India’s office real estate sector is witnessing a strong recovery and structural shift in 2025, fuelled by sustained demand from Global Capability Centres (GCCs), healthy domestic corporate expansion, and a growing preference for quality Grade‑A office space. Across major cities from Bengaluru to Hyderabad and the Mumbai Metropolitan Region (MMR), vacancy rates are tightening, and rental values are on the rise, signaling investor confidence and robust occupier activity in a market that had grappled with pandemic‑era challenges.
According to the CREDAI‑CRE Matrix India Office Report for Q2 CY’25, vacancy rates in the office market have declined significantly as demand continues to outpace supply, backed by strong tenant interest and healthy absorption across key hubs.
Key Takeaways
1. India’s office vacancy has declined to 14.7%
The overall office vacancy rate in India fell to 14.7% in H1 CY’25, reflecting a tightened market where occupier demand is absorbing new and existing space more quickly than it is coming to market. This improvement is supported by robust absorption of 34.5 million sq ft of office space in H1 CY’25.
2. 28.8 msf of new supply added in H1, with Pune contributing nearly 30%
Despite the strong leasing momentum, the market saw 28.8 million sq ft of new office supply in H1 CY’25, with Pune emerging as a key contributor — accounting for almost 30% of the new completions. The influx of fresh stock highlights continued development activity, especially in emerging micro‑markets outside the traditional metros.
3. Hyderabad is set to overtake MMR in office stock
One of the most striking trends in 2025 is Hyderabad’s rapid growth trajectory. The CREDAI‑CRE Matrix report notes that Hyderabad’s office stock is poised to overtake that of the MMR by the next quarter, underlining the city’s emerging role as a major office destination driven by IT/ITeS, services, and flexible workspace growth.
4. Pan‑India rentals climbed to ₹90.7 psf/month
Along with tightening vacancy, rental values across India’s office markets have climbed, with pan‑India averages rising to around ₹90.7 per sq ft per month — a reflection of landlords’ strengthened pricing power amid strong occupier demand.
What’s Driving the Office Market Upturn?
Strong occupier demand and steady business expansion are driving leasing activity across key office markets. This is tightening vacancies and strengthening rental values across cities.
GCC Expansion and Strong Domestic Demand
A central theme across recent reports is the significant contribution of Global Capability Centres (GCCs) to office leasing activity. GCCs, representing multinational service and technology centres, continue to expand their footprint in Indian cities. This has driven substantial absorption volumes and lowered vacancy. The trend is supported by India’s cost competitiveness, large talent pool, and favourable business environment.
Occupier Diversity and Sectoral Strength
Leasing activity is broad‑based — with IT/ITeS, BFSI (banking, financial services and insurance), and co‑working/flexible office models contributing significantly to demand. The diversified demand base has helped sustain absorption across cyclical variations, and flexible workspace continues to gain traction, especially in Hyderabad.
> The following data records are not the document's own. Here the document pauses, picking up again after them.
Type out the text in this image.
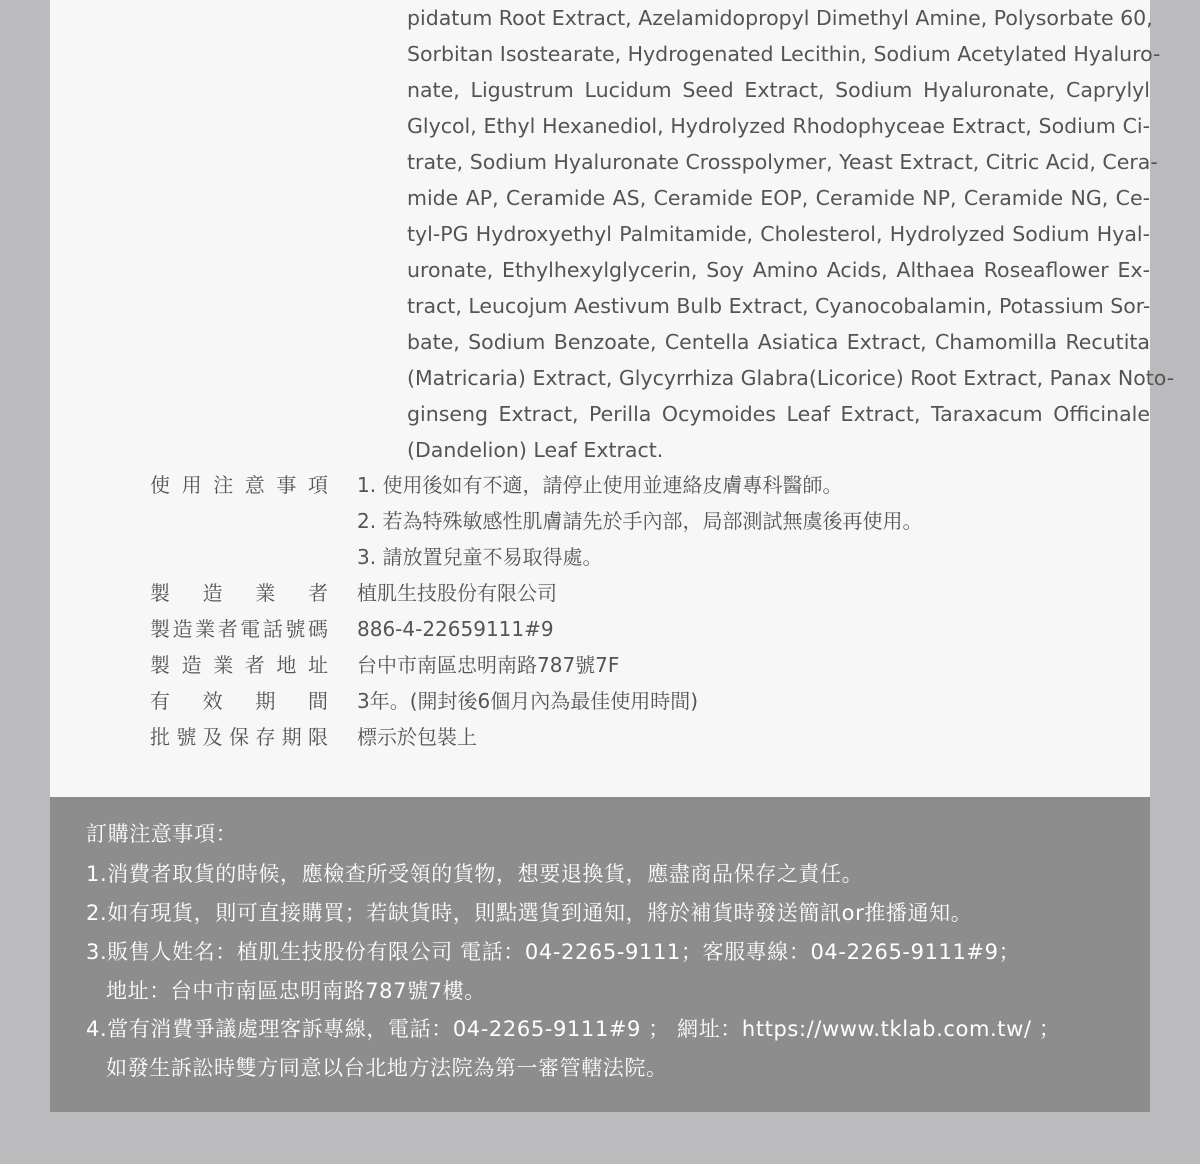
pidatum Root Extract, Azelamidopropyl Dimethyl Amine, Polysorbate 60,
Sorbitan Isostearate, Hydrogenated Lecithin, Sodium Acetylated Hyaluro-
nate, Ligustrum Lucidum Seed Extract, Sodium Hyaluronate, Caprylyl
Glycol, Ethyl Hexanediol, Hydrolyzed Rhodophyceae Extract, Sodium Ci-
trate, Sodium Hyaluronate Crosspolymer, Yeast Extract, Citric Acid, Cera-
mide AP, Ceramide AS, Ceramide EOP, Ceramide NP, Ceramide NG, Ce-
tyl-PG Hydroxyethyl Palmitamide, Cholesterol, Hydrolyzed Sodium Hyal-
uronate, Ethylhexylglycerin, Soy Amino Acids, Althaea Roseaflower Ex-
tract, Leucojum Aestivum Bulb Extract, Cyanocobalamin, Potassium Sor-
bate, Sodium Benzoate, Centella Asiatica Extract, Chamomilla Recutita
(Matricaria) Extract, Glycyrrhiza Glabra(Licorice) Root Extract, Panax Noto-
ginseng Extract, Perilla Ocymoides Leaf Extract, Taraxacum Officinale
(Dandelion) Leaf Extract.
使用注意事項 1. 使用後如有不適，請停止使用並連絡皮膚專科醫師。
2. 若為特殊敏感性肌膚請先於手內部，局部測試無虞後再使用。
3. 請放置兒童不易取得處。
製造業者 植肌生技股份有限公司
製造業者電話號碼 886-4-22659111#9
製造業者地址 台中市南區忠明南路787號7F
有效期間 3年。(開封後6個月內為最佳使用時間)
批號及保存期限 標示於包裝上
訂購注意事項：
1.消費者取貨的時候，應檢查所受領的貨物，想要退換貨，應盡商品保存之責任。
2.如有現貨，則可直接購買；若缺貨時，則點選貨到通知，將於補貨時發送簡訊or推播通知。
3.販售人姓名：植肌生技股份有限公司 電話：04-2265-9111；客服專線：04-2265-9111#9；
地址：台中市南區忠明南路787號7樓。
4.當有消費爭議處理客訴專線，電話：04-2265-9111#9 ； 網址：https://www.tklab.com.tw/ ；
如發生訴訟時雙方同意以台北地方法院為第一審管轄法院。
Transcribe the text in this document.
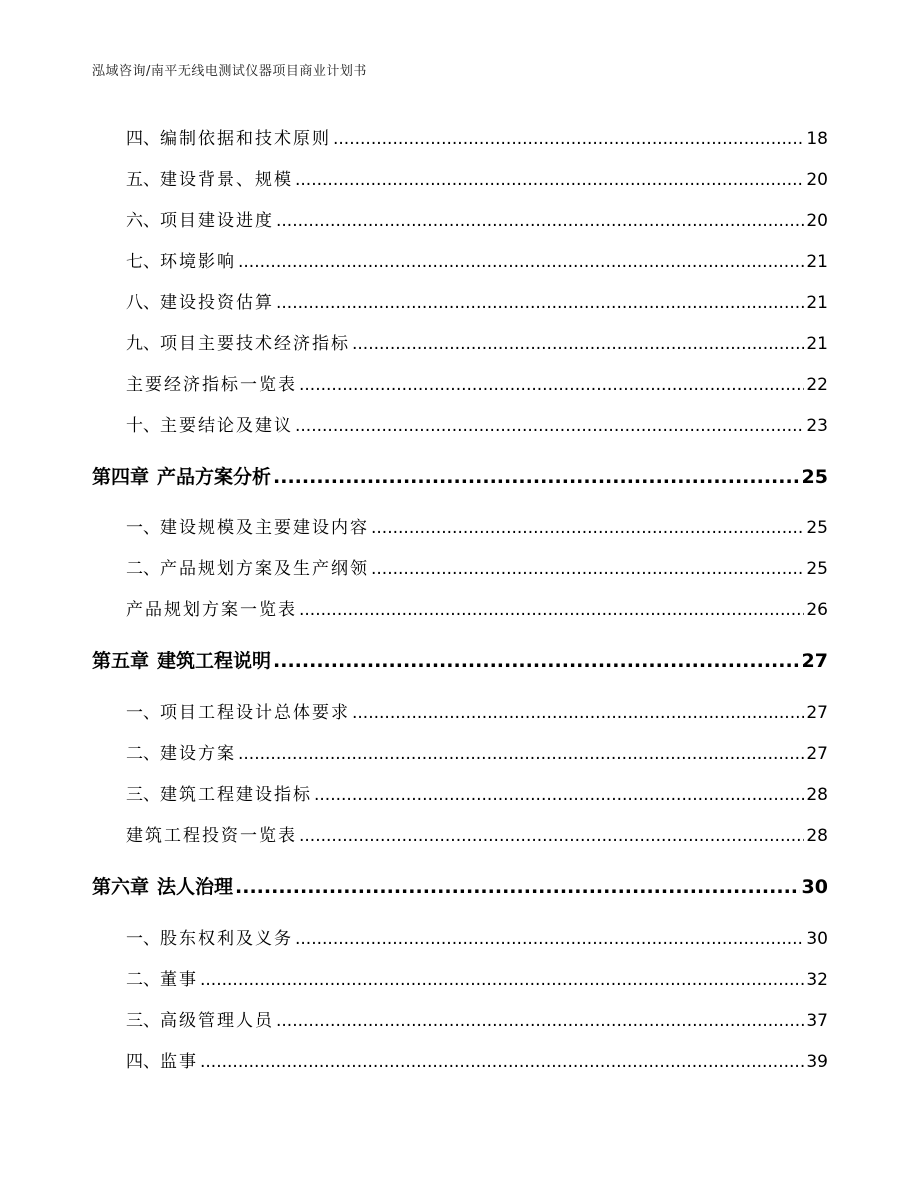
泓域咨询/南平无线电测试仪器项目商业计划书
四、 编制依据和技术原则 .....	18
五、 建设背景、规模 .....	20
六、 项目建设进度 .....	20
七、 环境影响 .....	21
八、 建设投资估算 .....	21
九、 项目主要技术经济指标 .....	21
主要经济指标一览表 .....	22
十、 主要结论及建议 .....	23
第四章 产品方案分析 .....	25
一、 建设规模及主要建设内容 .....	25
二、 产品规划方案及生产纲领 .....	25
产品规划方案一览表 .....	26
第五章 建筑工程说明 .....	27
一、 项目工程设计总体要求 .....	27
二、 建设方案 .....	27
三、 建筑工程建设指标 .....	28
建筑工程投资一览表 .....	28
第六章 法人治理 .....	30
一、 股东权利及义务 .....	30
二、 董事 .....	32
三、 高级管理人员 .....	37
四、 监事 .....	39
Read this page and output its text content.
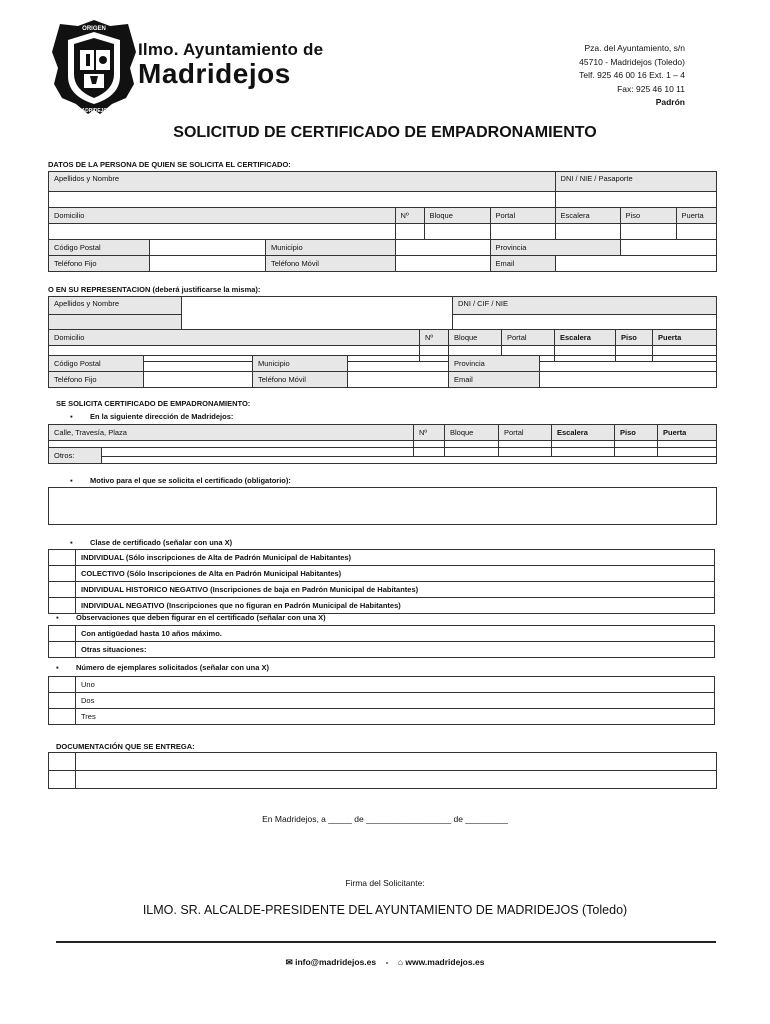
ORIGEN
MADRIDEJOS
Ilmo. Ayuntamiento de
Madridejos
Pza. del Ayuntamiento, s/n
45710 - Madridejos (Toledo)
Telf. 925 46 00 16 Ext. 1 – 4
Fax: 925 46 10 11
Padrón
SOLICITUD DE CERTIFICADO DE EMPADRONAMIENTO
DATOS DE LA PERSONA DE QUIEN SE SOLICITA EL CERTIFICADO:
Apellidos y Nombre						DNI / NIE / Pasaporte		

Domicilio			Nº	Bloque	Portal	Escalera	Piso	Puerta

Código Postal		Municipio			Provincia			
Teléfono Fijo		Teléfono Móvil			Email			
O EN SU REPRESENTACION (deberá justificarse la misma):
Apellidos y Nombre		DNI / CIF / NIE

Domicilio	Nº	Bloque	Portal	Escalera	Piso	Puerta

Código Postal		Municipio		Provincia	
Teléfono Fijo		Teléfono Móvil		Email	
SE SOLICITA CERTIFICADO DE EMPADRONAMIENTO:
▪ En la siguiente dirección de Madridejos:
Calle, Travesía, Plaza	Nº	Bloque	Portal	Escalera	Piso	Puerta

Otros:	
▪ Motivo para el que se solicita el certificado (obligatorio):
▪ Clase de certificado (señalar con una X)
	INDIVIDUAL (Sólo inscripciones de Alta de Padrón Municipal de Habitantes)
	COLECTIVO (Sólo Inscripciones de Alta en Padrón Municipal Habitantes)
	INDIVIDUAL HISTORICO NEGATIVO (Inscripciones de baja en Padrón Municipal de Habitantes)
	INDIVIDUAL NEGATIVO (Inscripciones que no figuran en Padrón Municipal de Habitantes)
▪ Observaciones que deben figurar en el certificado (señalar con una X)
	Con antigüedad hasta 10 años máximo.
	Otras situaciones:
▪ Número de ejemplares solicitados (señalar con una X)
	Uno
	Dos
	Tres
DOCUMENTACIÓN QUE SE ENTREGA:

En Madridejos, a _____ de __________________ de _________
Firma del Solicitante:
ILMO. SR. ALCALDE-PRESIDENTE DEL AYUNTAMIENTO DE MADRIDEJOS (Toledo)
✉ info@madridejos.es - ⌂ www.madridejos.es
Emerging Cities and Supply Growth
While traditional hubs like Bengaluru, MMR, and Delhi‑NCR remain major contributors to demand, secondary and emerging markets — such as Pune and Hyderabad — are increasingly shaping supply dynamics. Pune’s strong addition of new stock and Hyderabad’s rapid growth reflect shifting preferences and infrastructure‑led expansion.
Rental Resilience
With vacancy rates shrinking and demand robust, landlords have been able to push rental values higher. Cities such as Delhi and Mumbai continue to command premium rents, contributing to the overall pan‑India rental increase.
City‑Level Snapshots
- Bengaluru continues to lead leasing activity thanks to strong tech and GCC demand.
- Delhi‑NCR remains a key market with ongoing corporate and BFSI leasing.
- Hyderabad’s rapid office stock build‑out signals its rise as a major corporate hub.
- Pune’s emergence as an important supply centre suggests offices are decentralising beyond traditional metros.
Outlook: What’s Next for India’s Office Real Estate?
The current market narrative points to sustained leasing momentum, continued infrastructure‑led expansion in emerging cities, and robust occupier confidence. Vacancy rates are likely to stay tight in the near term, while rental growth could continue as quality Grade‑A space remains in high demand. The ongoing GCC expansion story and domestic corporate growth are expected to remain key drivers of market performance.
In summary, India’s office market in 2025 exemplifies not just a post‑pandemic rebound — but a structural transformation rooted in diversified demand, new city‑level growth centres, and strengthening fundamentals.